I think a better analogy than martial arts would be writing. I don't have a lot of experience with writing fiction, so I wouldn't be very good at it, but I do have a decent ability to tell good fiction from bad fiction. If I practiced writing fiction for a year, I think I'd be a lot better at it by the end, even if I never showed it to anyone else to critique. Generally, evaluation is easier than generation.

Martial arts is different because it involves putting your body in OOD situations that you are probably pretty poor at evaluating, whereas "looking at a page of fiction" is a situation that I (and LLMs) are much more familiar with.

comment by Nathan Helm-Burger (nathan-helm-burger) · 2025-02-02T03:25:52.147Z · LW(p) · GW(p)

Well... One problem here is that a model could be superhuman at:

  • thinking speed
  • math
  • programming
  • flight simulators
  • self-replication
  • cyberattacks
  • strategy games
  • acquiring and regurgitating relevant information from science articles

And be merely high-human-level at:

  • persuasion
  • deception
  • real world strategic planning
  • manipulating robotic actuators
  • developing weapons (e.g. bioweapons)
  • wetlab work
  • research
  • acquiring resources
  • avoiding government detection of its illicit activities

Such an entity as described could absolutely be an existential threat to humanity.

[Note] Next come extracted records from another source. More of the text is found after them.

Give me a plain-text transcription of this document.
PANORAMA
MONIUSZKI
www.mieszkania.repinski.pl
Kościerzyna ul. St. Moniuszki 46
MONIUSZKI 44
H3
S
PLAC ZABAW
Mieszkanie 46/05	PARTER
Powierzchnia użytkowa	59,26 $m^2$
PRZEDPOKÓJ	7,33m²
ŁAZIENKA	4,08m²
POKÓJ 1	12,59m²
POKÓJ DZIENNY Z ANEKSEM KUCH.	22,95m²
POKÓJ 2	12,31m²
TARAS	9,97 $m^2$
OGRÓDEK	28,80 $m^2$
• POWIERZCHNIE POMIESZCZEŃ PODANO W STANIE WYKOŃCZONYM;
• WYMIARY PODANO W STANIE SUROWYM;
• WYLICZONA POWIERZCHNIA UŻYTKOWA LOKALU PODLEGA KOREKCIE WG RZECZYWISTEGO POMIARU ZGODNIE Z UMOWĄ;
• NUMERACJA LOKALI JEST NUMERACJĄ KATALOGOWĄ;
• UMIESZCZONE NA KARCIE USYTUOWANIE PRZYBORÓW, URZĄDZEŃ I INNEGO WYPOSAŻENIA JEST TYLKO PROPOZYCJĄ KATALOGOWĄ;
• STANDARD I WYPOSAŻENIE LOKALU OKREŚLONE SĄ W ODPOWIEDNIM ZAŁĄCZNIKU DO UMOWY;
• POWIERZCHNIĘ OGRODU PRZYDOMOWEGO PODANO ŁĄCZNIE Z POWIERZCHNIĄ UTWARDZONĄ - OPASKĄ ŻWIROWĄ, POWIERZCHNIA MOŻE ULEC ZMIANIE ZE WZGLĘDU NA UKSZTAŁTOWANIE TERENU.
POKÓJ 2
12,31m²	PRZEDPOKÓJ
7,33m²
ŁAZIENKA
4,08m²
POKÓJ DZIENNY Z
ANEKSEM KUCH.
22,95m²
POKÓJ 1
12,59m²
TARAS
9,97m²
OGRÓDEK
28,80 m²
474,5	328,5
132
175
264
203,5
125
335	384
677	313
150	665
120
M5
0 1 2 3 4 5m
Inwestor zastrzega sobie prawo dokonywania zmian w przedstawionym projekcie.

It doesn't need to be superhuman at literally everything to be superhuman enough that we don't stand a chance if it decides to kill us.

So I feel like "RL may not work for everything, and will almost certainly work substantially better for easy to verify subjects" is... not so reassuring.

Replies from: Thane Ruthenis
comment by Thane Ruthenis · 2025-02-02T03:41:51.120Z · LW(p) · GW(p)

Such an entity as described could absolutely be an existential threat to humanity

I agree. I think [LW · GW] you don't even need most of the stuff on the "superhuman" list, the equivalent of a competent IQ-130 human upload probably does it, as long as it has the speed + self-copying advantages.